Recommended reading to learn cyanotype toning.


3 thoughts on “Cyanotype Toning with Avocado Stones”

  1. Hey Sandy, thanks for leaving a comment and for appreciating my article. I understand you wrt the ‘overwhelm’ – but that’s the great thing there are just so many options. I started out by heading down to the local Indian spice shop and buying a heaps of things, all relatively cheaply – Moringa leaf smelled absolutely wonderful and that in itself made it all the more enjoyable. My advice (if you don’t mind me saying) to get you started is to get a number of cyanotypes of a single image you like, and then just have a play with various botanicals – following Annette’s guidelines – you’ll be amazed at how addictive it is.

    Anyway, have fun, thanks again and let us know when you’ve got some results :]
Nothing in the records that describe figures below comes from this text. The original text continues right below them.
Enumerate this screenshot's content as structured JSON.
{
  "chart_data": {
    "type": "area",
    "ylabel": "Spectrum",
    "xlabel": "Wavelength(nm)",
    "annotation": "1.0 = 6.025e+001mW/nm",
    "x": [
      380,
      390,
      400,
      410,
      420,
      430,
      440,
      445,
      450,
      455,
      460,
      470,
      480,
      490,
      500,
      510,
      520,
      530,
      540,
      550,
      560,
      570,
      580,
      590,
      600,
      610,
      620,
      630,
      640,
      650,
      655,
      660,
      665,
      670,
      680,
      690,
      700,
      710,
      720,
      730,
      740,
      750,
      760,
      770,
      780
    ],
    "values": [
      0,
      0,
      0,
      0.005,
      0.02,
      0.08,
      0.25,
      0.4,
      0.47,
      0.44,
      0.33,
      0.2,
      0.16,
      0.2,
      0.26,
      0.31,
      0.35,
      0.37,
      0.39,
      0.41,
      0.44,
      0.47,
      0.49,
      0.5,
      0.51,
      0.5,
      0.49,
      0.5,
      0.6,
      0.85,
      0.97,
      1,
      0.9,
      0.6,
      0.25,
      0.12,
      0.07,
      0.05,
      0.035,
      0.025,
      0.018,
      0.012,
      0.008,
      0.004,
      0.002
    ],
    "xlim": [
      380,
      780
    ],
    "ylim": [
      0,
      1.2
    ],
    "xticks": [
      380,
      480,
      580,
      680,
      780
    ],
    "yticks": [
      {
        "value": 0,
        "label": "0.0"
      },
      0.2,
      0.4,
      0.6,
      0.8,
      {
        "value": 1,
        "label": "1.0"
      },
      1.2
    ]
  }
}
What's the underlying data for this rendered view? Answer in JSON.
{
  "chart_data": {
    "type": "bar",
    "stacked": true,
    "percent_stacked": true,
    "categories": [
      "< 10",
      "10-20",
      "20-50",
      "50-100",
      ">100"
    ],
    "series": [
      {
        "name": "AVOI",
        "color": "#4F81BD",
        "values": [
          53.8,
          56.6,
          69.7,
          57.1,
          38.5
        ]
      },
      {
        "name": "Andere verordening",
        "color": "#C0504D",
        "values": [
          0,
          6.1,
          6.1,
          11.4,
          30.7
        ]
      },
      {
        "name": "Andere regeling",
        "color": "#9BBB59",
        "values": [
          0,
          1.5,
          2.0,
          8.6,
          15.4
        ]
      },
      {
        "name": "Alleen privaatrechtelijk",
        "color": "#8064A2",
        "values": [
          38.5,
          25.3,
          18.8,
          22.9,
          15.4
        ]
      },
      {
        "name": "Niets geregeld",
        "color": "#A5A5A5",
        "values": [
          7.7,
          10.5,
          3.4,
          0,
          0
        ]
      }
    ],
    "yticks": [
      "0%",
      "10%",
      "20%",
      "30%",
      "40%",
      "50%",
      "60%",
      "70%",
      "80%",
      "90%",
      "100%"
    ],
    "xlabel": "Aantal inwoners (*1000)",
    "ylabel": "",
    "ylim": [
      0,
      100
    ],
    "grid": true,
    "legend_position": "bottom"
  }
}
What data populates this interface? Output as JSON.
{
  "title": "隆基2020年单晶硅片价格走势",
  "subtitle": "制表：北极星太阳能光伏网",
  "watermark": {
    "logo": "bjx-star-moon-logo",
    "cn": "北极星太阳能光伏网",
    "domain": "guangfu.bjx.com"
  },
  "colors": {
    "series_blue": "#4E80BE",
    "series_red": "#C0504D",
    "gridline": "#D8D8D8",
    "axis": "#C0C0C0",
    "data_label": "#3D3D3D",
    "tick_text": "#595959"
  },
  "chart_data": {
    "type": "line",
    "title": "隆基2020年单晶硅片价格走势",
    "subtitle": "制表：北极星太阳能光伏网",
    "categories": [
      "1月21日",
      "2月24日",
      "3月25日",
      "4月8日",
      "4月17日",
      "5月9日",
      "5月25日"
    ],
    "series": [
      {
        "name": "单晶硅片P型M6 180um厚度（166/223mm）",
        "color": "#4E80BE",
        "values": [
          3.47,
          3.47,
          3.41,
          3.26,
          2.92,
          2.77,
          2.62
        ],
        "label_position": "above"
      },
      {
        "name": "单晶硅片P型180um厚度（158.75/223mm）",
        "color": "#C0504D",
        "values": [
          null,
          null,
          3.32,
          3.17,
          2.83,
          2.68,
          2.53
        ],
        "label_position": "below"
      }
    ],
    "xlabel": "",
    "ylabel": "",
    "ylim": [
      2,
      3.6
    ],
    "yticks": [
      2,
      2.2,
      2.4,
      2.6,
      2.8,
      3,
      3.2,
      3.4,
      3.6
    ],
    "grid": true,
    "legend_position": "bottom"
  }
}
    ps I am a bit slack with my Instagram postings – sorry

  2. Thank you for this great article! I have been working with the cyanotype process off and on for over a decade as a hobby and am looking to “up my game.” I have both the books you mentioned and am overwhelmed with the number of options Annette lists in her book. I, too, love the idea of using things that are just going to get thrown away, and the grey toning you show here is beautiful. I’m going to give it a try! I also plan to see if I can find some of your other work on the web somewhere. All the best!

  3. Thank you for this inspiring article. Your detailed description of your toning process is very helpful and the results look more than promising. After reading this I saved my first avocado pit for further processing later in the day.